W międzyczasie, firmy nie są zobowiązane do wymieniania na opakowaniu materiałów użytych do produkcji chusteczek. Większość chusteczek dla niemowląt zawiera na przykład plastik. Większość chusteczek łazienkowych, w przeciwieństwie do nich, nie – ale często zawierają syntetyki, takie jak rayon. „Żadne z opakowań nie zawiera informacji, że chusteczki dla niemowląt są wykonane z plastiku lub włókien syntetycznych” – mówi Villee, były dyrektor agencji kanalizacyjnej w New Jersey. Zauważa on, że Unia Europejska uważa chusteczki dla niemowląt zawierające plastik za plastik jednorazowego użytku i może wkrótce wymagać oznakowania.
Obydwie strony zgadzają się co do jednego: społeczeństwo musi bardziej szanować kanalizację i wyrzucać jednorazowe produkty do śmieci, a nie do toalety. Władze miejskie pracują w tym kierunku, realizując programy takie jak wart 2 miliony dolarów nowojorski program „Trash It. Don’t Flush It” (Nie spłukuj).
Jeśli chodzi o ogólny konflikt dotyczący tego, które chusteczki powodują jaką szkodę, nie wydaje się, aby w najbliższym czasie miało dojść do porozumienia. Przemysł ściekowy argumentuje, że miasta nie mogą zmagać się z fatbergami, jednocześnie radząc sobie z częstszymi powodziami i innymi skutkami ubocznymi zmian klimatycznych. Zauważają oni również, że producenci, w sumie, rozstrzygają więcej spraw sądowych – chociaż producenci rur zazwyczaj zaprzeczają odpowiedzialności w tych ugodach.

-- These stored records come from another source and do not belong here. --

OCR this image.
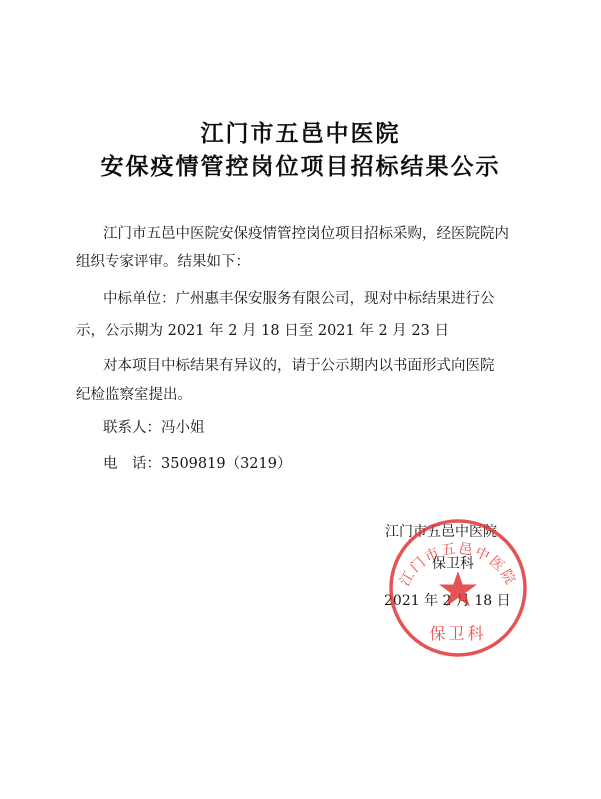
江门市五邑中医院
安保疫情管控岗位项目招标结果公示
江门市五邑中医院安保疫情管控岗位项目招标采购，经医院院内
组织专家评审。结果如下：
中标单位：广州惠丰保安服务有限公司，现对中标结果进行公
示，公示期为 2021 年 2 月 18 日至 2021 年 2 月 23 日
对本项目中标结果有异议的，请于公示期内以书面形式向医院
纪检监察室提出。
联系人：冯小姐
电　话：3509819（3219）
江门市五邑中医院
保卫科
2021 年 2 月 18 日
江门市五邑中医院
保卫科
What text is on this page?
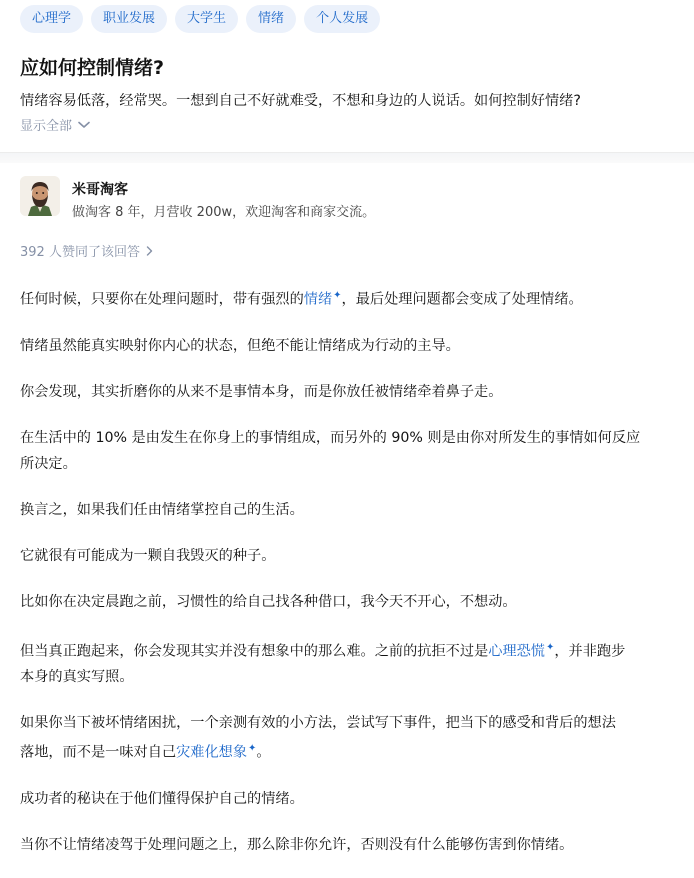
心理学	职业发展	大学生	情绪	个人发展
应如何控制情绪?
情绪容易低落，经常哭。一想到自己不好就难受，不想和身边的人说话。如何控制好情绪?
显示全部
米哥淘客
做淘客 8 年，月营收 200w，欢迎淘客和商家交流。
392 人赞同了该回答

任何时候，只要你在处理问题时，带有强烈的情绪✦，最后处理问题都会变成了处理情绪。

情绪虽然能真实映射你内心的状态，但绝不能让情绪成为行动的主导。

你会发现，其实折磨你的从来不是事情本身，而是你放任被情绪牵着鼻子走。

在生活中的 10% 是由发生在你身上的事情组成，而另外的 90% 则是由你对所发生的事情如何反应
所决定。

换言之，如果我们任由情绪掌控自己的生活。

它就很有可能成为一颗自我毁灭的种子。

比如你在决定晨跑之前，习惯性的给自己找各种借口，我今天不开心，不想动。

但当真正跑起来，你会发现其实并没有想象中的那么难。之前的抗拒不过是心理恐慌✦，并非跑步
本身的真实写照。

如果你当下被坏情绪困扰，一个亲测有效的小方法，尝试写下事件，把当下的感受和背后的想法
落地，而不是一味对自己灾难化想象✦。

成功者的秘诀在于他们懂得保护自己的情绪。

当你不让情绪凌驾于处理问题之上，那么除非你允许，否则没有什么能够伤害到你情绪。
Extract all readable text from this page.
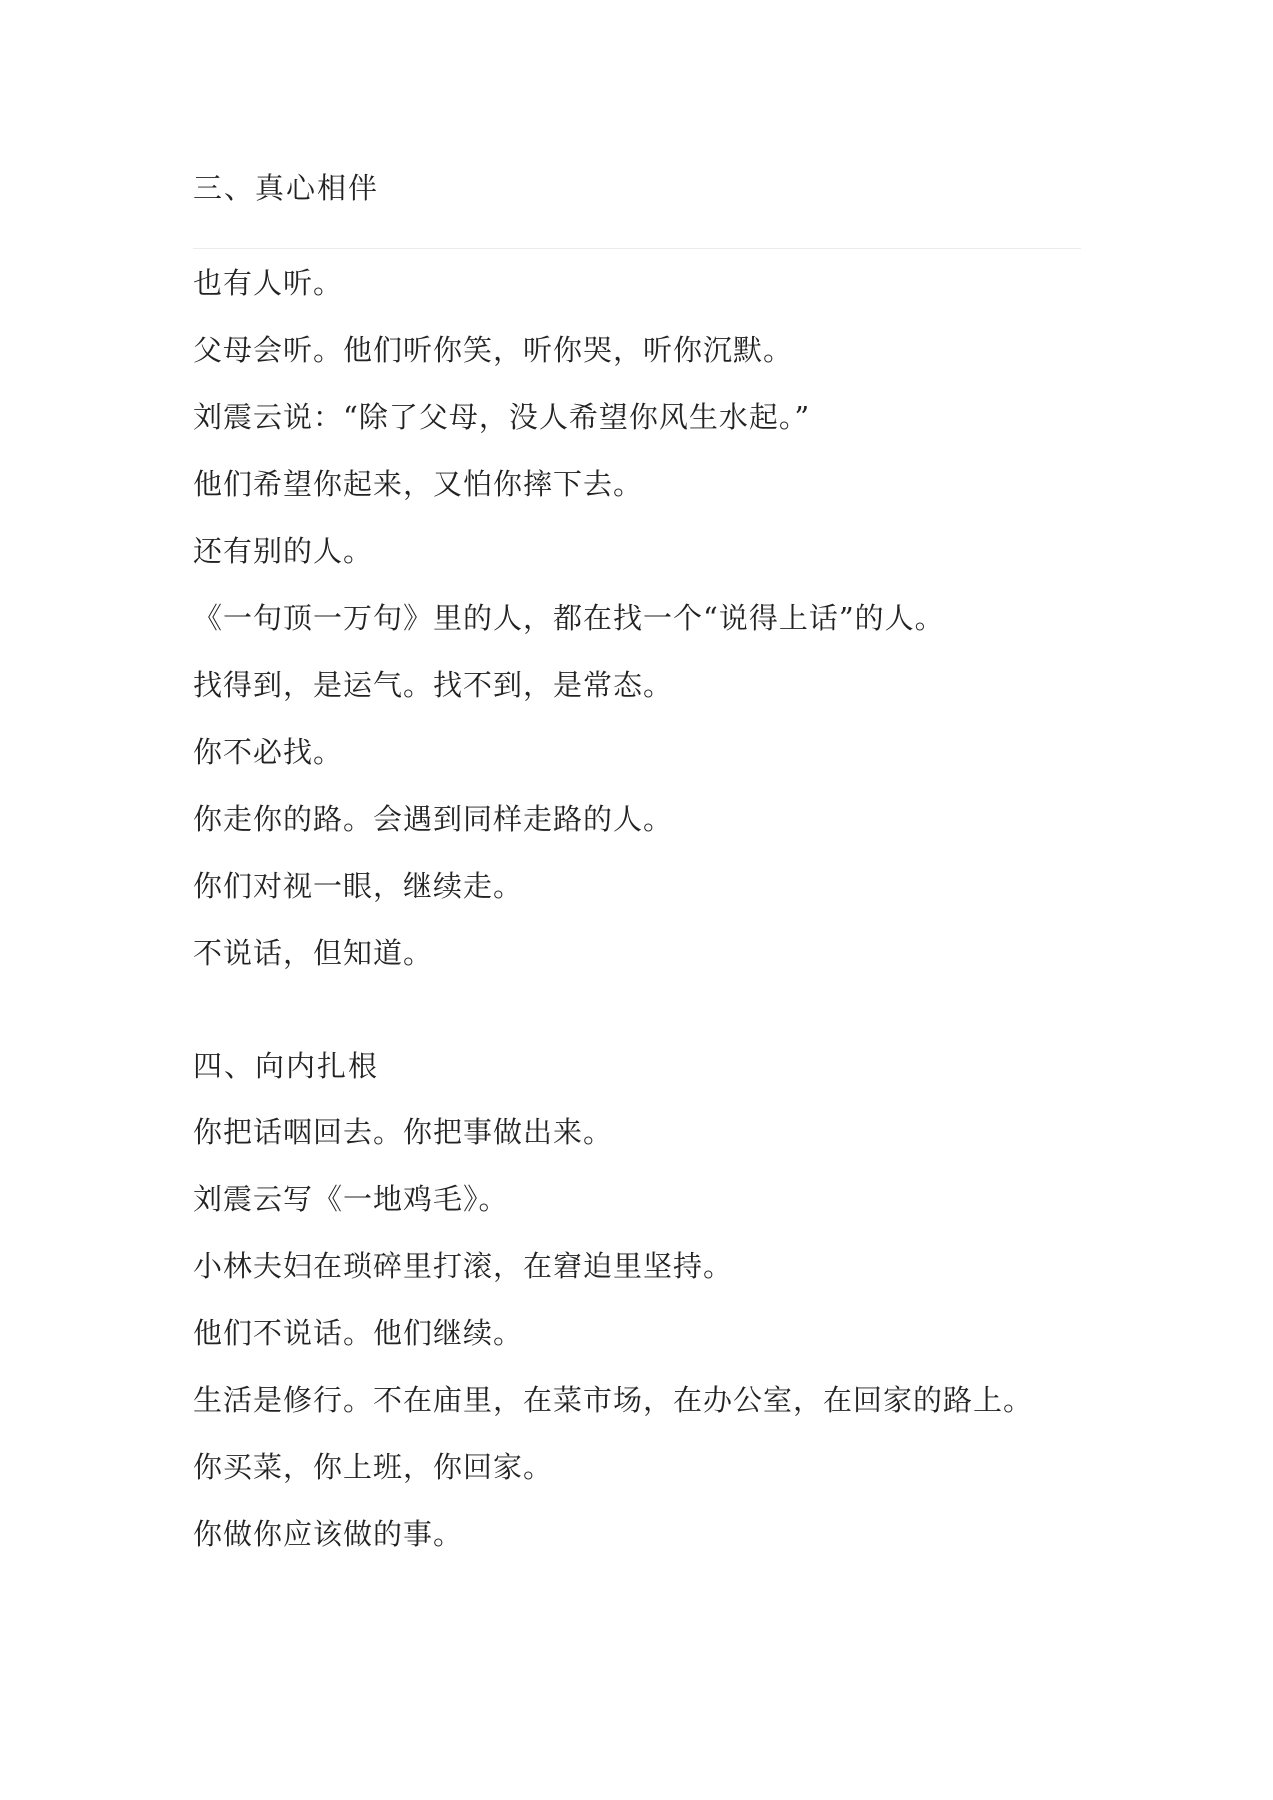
三、真心相伴

也有人听。

父母会听。他们听你笑，听你哭，听你沉默。

刘震云说：“除了父母，没人希望你风生水起。”

他们希望你起来，又怕你摔下去。

还有别的人。

《一句顶一万句》里的人，都在找一个“说得上话”的人。

找得到，是运气。找不到，是常态。

你不必找。

你走你的路。会遇到同样走路的人。

你们对视一眼，继续走。

不说话，但知道。

四、向内扎根

你把话咽回去。你把事做出来。

刘震云写《一地鸡毛》。

小林夫妇在琐碎里打滚，在窘迫里坚持。

他们不说话。他们继续。

生活是修行。不在庙里，在菜市场，在办公室，在回家的路上。

你买菜，你上班，你回家。

你做你应该做的事。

Jednak producenci po cichu zaczęli zmieniać skład niektórych swoich produktów, czyniąc je bardziej przyjaznymi dla kanalizacji („Wiemy, że taka technologia istnieje”, mówi Orr, który twierdzi, że testował chusteczki z Japonii, które rozpadają się tak szybko jak papier toaletowy). Powling z Kimberly-Clark, na przykład, mówi, że ostatnie zmiany w chusteczkach firmy pociągnęły za sobą użycie większej ilości materiałów papierowych. Villee, który nie ma zbyt wielu miłych słów pod adresem producentów chusteczek, mówi co następuje: „W ciągu siedmiu czy ośmiu lat, kiedy się tym zajmowałem, widzieliśmy ogromną poprawę.”
Diane Peters jest mieszkającą w Toronto pisarką, redaktorką i nauczycielką, która skupia się na nauce, zdrowiu, biznesie i edukacji. Jej prace ukazały się w The Globe and Mail, University Affairs, JSTOR Daily i innych publikacjach.
UPDATE: We wcześniejszej wersji tego artykułu błędnie podano, że producenci chusteczek higienicznych przegrali procesy sądowe w związku z twierdzeniami o możliwości spłukiwania ich produktów. Wręcz przeciwnie, pozwy były zazwyczaj rozstrzygane przed wydaniem wyroku, a producenci zaprzeczali swojej odpowiedzialności. Tekst został zaktualizowany.